Niektóre polskie samochody zapisały się w historii krajowej motoryzacji złotymi zgłoskami, natomiast o innych zapomnieliśmy. Nadeszła pora, by poświęcić im nieco czasu.
Polska motoryzacja raczej nie jest postrzegana jako zbyt ciekawa. Jasne, mieliśmy kilka stosunkowo udanych projektów, jednak rozwój tej dziedziny był ograniczany przez rozmaite okoliczności. Dzisiaj przyjrzymy się polskim konstrukcjom, których potencjał z różnych powodów nie został wykorzystany. Niektóre z nich powstały w niewielkich ilościach, inne były produkowane seryjnie, jednak dziś są zapomniane, natomiast część z nich nigdy nie wyszła poza fazę prototypów. Dlaczego? Cóż, powodów było wiele i w dalszej części tekstu postaramy się je rozjaśnić. Zapewne część z tych pojazdów jest Wam znana, jak np. Mikrus MR-300, jednak o kilku z nich raczej nie słyszeliście – bo czy komuś obiła się o uszy np. nazwa Wszędołaz? No właśnie. Przejdźmy do sedna i zobaczmy jakie polskie samochody odeszły w niepamięć.
Polskie samochody – Smyk
Na pierwszy ogień idzie pojazd o wdzięcznej nazwie Smyk. Jest ona niezwykle trafna, gdyż był to typowy przedstawiciel klasy mikrosamochodów o naprawdę niewielkich rozmiarach. Smyk został stworzony przez zespół projektantów z Biura Konstrukcyjnego Przemysłu Motoryzacyjnego w 1957 roku. Miał on być mikrosamochodem, który zmotoryzuje Polskę. Auto mieściło 4 osoby, jednak tylko w układzie – dwóch dorosłych, dwójka dzieci, a także nie posiadało klasycznych drzwi, które zastąpiono odchylaną częścią przednią, umożliwiającą dostanie się do wewnątrz. Samochód wyposażono w silnik wykorzystywany w motocyklu Junak M07 o mocy 15 koni mechanicznych. Produkcja seryjna miała rozpocząć się w Szczecińskiej Fabryce Motocykli, jednak zrezygnowano z tego pomysłu na rzecz Mikrusa MR-300. Powstało jedynie 17 testowych egzemplarzy Smyka.

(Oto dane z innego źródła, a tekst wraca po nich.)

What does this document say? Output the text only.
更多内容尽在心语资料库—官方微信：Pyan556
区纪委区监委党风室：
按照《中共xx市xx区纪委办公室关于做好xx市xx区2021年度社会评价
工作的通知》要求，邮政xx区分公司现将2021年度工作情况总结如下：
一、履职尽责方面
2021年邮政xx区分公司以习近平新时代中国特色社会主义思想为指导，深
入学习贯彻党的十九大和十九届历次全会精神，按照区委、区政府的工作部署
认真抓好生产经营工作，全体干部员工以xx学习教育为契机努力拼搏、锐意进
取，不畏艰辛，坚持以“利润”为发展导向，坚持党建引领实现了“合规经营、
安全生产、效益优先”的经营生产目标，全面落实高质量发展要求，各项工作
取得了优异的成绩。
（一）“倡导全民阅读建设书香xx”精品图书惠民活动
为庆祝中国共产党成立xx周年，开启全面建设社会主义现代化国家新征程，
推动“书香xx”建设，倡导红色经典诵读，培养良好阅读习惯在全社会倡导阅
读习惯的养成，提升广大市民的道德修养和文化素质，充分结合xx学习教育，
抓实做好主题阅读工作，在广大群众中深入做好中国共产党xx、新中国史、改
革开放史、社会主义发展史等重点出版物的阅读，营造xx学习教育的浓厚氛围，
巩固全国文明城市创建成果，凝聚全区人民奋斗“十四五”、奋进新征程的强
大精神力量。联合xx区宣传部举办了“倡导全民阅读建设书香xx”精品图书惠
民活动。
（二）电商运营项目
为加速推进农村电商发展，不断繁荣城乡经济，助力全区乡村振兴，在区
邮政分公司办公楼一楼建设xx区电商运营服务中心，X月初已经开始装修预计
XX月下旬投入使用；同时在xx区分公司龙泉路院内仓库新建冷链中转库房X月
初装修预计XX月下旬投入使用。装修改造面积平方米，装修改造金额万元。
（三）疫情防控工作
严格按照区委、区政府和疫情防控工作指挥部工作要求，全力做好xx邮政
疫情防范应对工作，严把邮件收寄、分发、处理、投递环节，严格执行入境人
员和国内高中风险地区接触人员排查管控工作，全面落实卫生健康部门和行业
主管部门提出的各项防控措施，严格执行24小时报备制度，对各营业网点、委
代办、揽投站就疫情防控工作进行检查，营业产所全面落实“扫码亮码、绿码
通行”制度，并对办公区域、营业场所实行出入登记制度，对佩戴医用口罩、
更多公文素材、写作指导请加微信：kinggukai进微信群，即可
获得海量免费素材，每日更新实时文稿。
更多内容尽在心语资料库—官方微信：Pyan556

Polskie samochody – Mikrus MR-300
Mikrus miał być odpowiedzią na zapotrzebowanie Polaków na niewielkie, oszczędne auto. Produkowano go w zakładach WSK Rzeszów i WSK Mielec od 1957 do 1960 roku. Pierwsze z nich odpowiadały za produkcję silnika, natomiast drugie za powstanie podwozia, jak też nadwozia. Myślę, że charakter samochodu i to jaką rolę miał odgrywać, najlepiej opisuje ówczesna prasa, która pisała o Mikrusie w ten sposób – „Przy cenie, która nie powinna być wyższa niż 25–30 procent powyżej ceny motocykla o podobnym litrażu, stanowić może bardzo popularny środek transportu dla szerokich rzeszy użytkowników”. Auto wyceniono na 50 tysięcy złotych, co stanowiło równowartość około 50 średnich pensji, a wynikało to z faktu, iż jego produkcja była stosunkowo droga (nie zdecydowano się na uruchomienie produkcji seryjnej, która znacznie obniżyłaby koszty). W konsekwencji, pomimo olbrzymiego zainteresowania Mikrusem, nie odniósł on sukcesu. Wyprodukowano dokładnie 1728 egzemplarzy.
Polskie samochody – Gepard
Gepard to polski samochód, który po raz pierwszy został zaprezentowany szerokiej publiczności w 1990 roku podczas Międzynarodowych Tragów odbywających się w Poznaniu. Auto było składane ręcznie, a za jego produkcję odpowiadało Studio Samochodowe Gepard z siedzibą w Warszawie, a następnie w Mielcu. Gepard był stylowym roadsterem wyposażonym w silnik o mocy 109 koni mechanicznych i pojemności 1997 ccm. Powstało zaledwie siedem egzemplarzy samochodu, jednak warto o nim pamiętać, gdyż prezentował się naprawdę dobrze.